La Cina scommette sui cervelli

Una volta fuggivano. Oggi ritornano. Sempre più numerosi. La Cina lancia la sua sfida al mondo puntando su un mix "immateriale" fatto di conoscenze, studio, esperienze maturate in altri continenti. Scommette insomma sui cervelli. Sui talenti. Due dati, forniti dal Center for China and Globalization, catturano l'inversione di una tendenza epocale. La Cina ha spedito nel mondo, dal 1978 ad oggi, oltre un milione e mezzo di studenti. Quasi 500mila sono rientrati in patria.
Come scrive Asia Sentinel «la fuga di cervelli che ha alimentato per decenni l'economia degli Stati Uniti, fornendo immigrati qualificati, è ora al capolinea». Sono i due i fattori che hanno fermato l'emorragia. Le politiche di immigrazione sempre più severe sulle quali si sono orientati gli Stati Uniti dopo l'Undici settembre e la crisi economica che ha attanagliato le economie di mezzo mondo nel biennio 2008-2009. Le autorità di Pechino sanno che la partita è complessa e incrocia temi fondamentali come le dinamiche demografiche (leggi l'invecchiamento della popolazione) ma anche il radicale cambiamento di modello finora imperante nello sviluppo cinese (da fabbrica del mondo a economia incentrata sull'innovazione). Al Dragone non basta contare sul ritorno della diaspora. Pechino ha messo a punto un «piano nazionale di sviluppo dei talenti» destinato ad attrarre e mantenere persone altamente qualificate nei settori strategici dell'economia. Come si legge su un rapporto del Brookings Institution, la Cina punta ad avere 185 milioni (dagli attuali 114) di lavoratori altamente qualificati entro il 2020. Un obiettivo "sposato" dallo stesso presidente cinese Hu Jintao per il quale «il talento è la risorsa più importante per lo sviluppo del partito e del Paese».

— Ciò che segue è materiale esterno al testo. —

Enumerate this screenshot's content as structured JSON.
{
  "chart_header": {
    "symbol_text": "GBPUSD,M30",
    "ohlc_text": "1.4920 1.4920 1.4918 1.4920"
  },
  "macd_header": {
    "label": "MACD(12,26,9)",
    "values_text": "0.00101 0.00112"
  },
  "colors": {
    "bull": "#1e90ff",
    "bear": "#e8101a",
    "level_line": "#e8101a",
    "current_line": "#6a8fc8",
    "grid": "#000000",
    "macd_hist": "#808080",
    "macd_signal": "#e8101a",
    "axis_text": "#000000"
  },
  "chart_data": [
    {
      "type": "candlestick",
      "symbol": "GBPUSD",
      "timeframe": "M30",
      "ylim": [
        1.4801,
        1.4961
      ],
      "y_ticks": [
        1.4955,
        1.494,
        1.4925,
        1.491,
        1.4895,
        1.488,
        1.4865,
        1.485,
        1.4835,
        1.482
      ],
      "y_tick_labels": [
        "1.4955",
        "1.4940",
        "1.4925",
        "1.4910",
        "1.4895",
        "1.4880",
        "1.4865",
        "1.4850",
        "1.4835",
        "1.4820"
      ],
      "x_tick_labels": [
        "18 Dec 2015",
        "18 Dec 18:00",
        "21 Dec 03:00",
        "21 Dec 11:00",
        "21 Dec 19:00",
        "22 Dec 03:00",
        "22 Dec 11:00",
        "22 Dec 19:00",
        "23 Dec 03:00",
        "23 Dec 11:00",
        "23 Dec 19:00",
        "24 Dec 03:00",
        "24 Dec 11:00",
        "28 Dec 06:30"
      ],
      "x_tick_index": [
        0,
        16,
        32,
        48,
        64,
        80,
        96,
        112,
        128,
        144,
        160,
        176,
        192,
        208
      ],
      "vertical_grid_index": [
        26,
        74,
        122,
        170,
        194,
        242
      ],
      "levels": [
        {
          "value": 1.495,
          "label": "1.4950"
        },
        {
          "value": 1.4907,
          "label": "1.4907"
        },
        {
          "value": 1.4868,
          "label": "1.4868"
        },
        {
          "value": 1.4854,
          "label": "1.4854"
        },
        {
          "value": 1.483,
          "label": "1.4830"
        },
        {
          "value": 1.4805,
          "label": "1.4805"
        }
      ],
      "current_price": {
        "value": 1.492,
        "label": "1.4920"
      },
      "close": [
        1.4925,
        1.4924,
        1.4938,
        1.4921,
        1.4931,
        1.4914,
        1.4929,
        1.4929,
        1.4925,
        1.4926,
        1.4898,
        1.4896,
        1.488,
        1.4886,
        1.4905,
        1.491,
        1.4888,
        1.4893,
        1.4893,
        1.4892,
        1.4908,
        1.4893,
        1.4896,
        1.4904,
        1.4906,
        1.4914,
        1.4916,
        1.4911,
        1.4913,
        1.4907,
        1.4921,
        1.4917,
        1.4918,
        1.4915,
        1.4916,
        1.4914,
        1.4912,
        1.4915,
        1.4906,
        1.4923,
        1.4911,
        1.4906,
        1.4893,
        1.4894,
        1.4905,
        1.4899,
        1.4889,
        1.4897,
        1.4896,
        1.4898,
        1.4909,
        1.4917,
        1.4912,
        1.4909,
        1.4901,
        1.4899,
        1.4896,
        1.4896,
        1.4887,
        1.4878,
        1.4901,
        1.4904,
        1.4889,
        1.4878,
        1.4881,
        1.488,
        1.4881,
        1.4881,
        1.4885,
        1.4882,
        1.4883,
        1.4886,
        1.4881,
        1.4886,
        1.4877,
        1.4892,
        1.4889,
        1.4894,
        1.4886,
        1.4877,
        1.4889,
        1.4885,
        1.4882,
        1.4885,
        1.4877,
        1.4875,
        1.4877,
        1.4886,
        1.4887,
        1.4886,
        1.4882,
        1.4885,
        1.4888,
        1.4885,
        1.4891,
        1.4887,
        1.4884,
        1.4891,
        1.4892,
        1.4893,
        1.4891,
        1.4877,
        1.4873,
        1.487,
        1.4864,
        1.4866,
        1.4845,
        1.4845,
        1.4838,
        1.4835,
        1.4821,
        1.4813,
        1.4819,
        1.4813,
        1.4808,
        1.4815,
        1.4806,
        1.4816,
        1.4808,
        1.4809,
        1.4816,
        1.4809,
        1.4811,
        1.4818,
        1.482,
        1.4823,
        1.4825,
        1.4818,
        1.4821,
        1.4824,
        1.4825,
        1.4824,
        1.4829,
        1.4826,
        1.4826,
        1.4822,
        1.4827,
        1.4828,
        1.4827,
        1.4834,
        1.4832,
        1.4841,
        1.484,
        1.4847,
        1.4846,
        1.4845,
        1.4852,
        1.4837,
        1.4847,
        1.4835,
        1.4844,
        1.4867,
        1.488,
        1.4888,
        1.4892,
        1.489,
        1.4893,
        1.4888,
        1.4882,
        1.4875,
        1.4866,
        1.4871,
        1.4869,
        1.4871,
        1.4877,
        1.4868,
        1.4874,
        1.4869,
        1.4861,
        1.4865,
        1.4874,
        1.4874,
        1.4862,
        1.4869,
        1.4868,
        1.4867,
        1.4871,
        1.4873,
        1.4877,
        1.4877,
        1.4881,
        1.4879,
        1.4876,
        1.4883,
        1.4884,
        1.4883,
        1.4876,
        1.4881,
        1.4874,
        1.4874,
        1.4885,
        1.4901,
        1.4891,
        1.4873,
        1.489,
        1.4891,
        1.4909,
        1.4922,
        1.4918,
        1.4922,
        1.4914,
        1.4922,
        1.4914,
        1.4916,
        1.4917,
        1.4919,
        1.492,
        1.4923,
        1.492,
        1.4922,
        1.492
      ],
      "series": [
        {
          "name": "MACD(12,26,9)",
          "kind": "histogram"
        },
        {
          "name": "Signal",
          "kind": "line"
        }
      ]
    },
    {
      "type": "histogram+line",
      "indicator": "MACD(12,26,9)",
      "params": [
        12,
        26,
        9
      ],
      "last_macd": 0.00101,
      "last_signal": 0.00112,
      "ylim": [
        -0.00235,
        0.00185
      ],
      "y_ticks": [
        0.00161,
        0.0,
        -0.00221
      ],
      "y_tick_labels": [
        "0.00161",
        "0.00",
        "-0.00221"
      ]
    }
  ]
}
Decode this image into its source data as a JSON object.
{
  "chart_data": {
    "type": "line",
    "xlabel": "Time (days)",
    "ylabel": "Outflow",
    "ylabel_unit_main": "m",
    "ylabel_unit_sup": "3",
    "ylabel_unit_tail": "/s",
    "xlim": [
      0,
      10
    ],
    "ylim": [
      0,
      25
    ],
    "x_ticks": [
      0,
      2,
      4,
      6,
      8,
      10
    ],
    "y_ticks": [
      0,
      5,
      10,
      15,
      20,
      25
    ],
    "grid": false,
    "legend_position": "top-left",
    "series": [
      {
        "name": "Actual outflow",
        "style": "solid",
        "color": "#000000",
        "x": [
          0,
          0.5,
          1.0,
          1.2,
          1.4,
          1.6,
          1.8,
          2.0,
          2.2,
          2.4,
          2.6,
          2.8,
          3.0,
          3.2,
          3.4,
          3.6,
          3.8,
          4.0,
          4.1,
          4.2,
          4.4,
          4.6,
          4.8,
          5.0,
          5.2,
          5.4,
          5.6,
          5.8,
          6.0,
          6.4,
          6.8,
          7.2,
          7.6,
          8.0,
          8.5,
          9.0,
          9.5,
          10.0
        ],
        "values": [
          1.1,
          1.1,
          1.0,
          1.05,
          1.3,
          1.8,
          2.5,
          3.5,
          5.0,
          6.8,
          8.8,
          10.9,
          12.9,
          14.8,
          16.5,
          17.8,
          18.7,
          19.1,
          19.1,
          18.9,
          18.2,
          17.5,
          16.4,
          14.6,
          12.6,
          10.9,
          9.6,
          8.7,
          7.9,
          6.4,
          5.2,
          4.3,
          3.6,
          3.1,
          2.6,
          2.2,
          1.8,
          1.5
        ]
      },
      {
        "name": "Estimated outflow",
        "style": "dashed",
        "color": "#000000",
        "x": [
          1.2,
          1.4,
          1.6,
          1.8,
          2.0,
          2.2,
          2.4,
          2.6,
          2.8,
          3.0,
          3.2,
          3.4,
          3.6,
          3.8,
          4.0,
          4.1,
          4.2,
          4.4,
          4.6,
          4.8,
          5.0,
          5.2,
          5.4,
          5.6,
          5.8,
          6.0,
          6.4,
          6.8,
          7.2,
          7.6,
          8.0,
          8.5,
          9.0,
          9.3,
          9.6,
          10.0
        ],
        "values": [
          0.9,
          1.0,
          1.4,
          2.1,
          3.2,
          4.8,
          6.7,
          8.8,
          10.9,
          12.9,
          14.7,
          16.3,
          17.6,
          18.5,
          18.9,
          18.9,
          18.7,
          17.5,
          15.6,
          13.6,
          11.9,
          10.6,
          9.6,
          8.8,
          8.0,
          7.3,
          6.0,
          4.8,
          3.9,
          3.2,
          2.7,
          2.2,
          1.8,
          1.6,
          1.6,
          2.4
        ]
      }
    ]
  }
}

Un balzo reso necessario dallo stesso invecchiamento della popolazione cinese. Costretta a fronteggiare in futuro una diminuzione di manodopera a basso costo. Un dato su tutti: gli over 60 sono oggi il 13,26 per centro della popolazione (+2,93 rispetto al 2000). Il ritorno dei talenti è un tassello della "nuova" Cina. Di un Paese la cui crescita sta sconvolgendo vecchi e consolidati equilibri. Ingrediente fondamentale è proprio la grande importanza accordata alla ricerca. Un recente studio dell'Accademia nazionale della scienza inglese, la Royal Society, ha "catturato" il terremoto che sta investendo la geografia della ricerca scientifica mondiale. Entro il 2013 la Cina supererà gli Usa per produzione scientifica. Gli Stati Uniti sono ancora leader mondiali con una spesa in ricerca (pubblica e privata) che si aggira sui 400 miliardi di dollari all'anno. Ma il primato a stelle e strisce vacilla. La spesa in ricerca e sviluppo cinese cresce del 25% all'anno, quella americana è diminuita del 4%. Nel 2009 la Cina ha investito nel settore 89 miliardi di dollari. Nel 2006 i soldi spesi  erano 34 miliardi: la cifra è quasi duplicata. Nel 2010 il Dragone ha lanciato il treno più veloce del mondo. Ha effettuato 15 missioni spaziali, tutte di successo. Entro il 2020 avrà la sua prima stazione spaziale.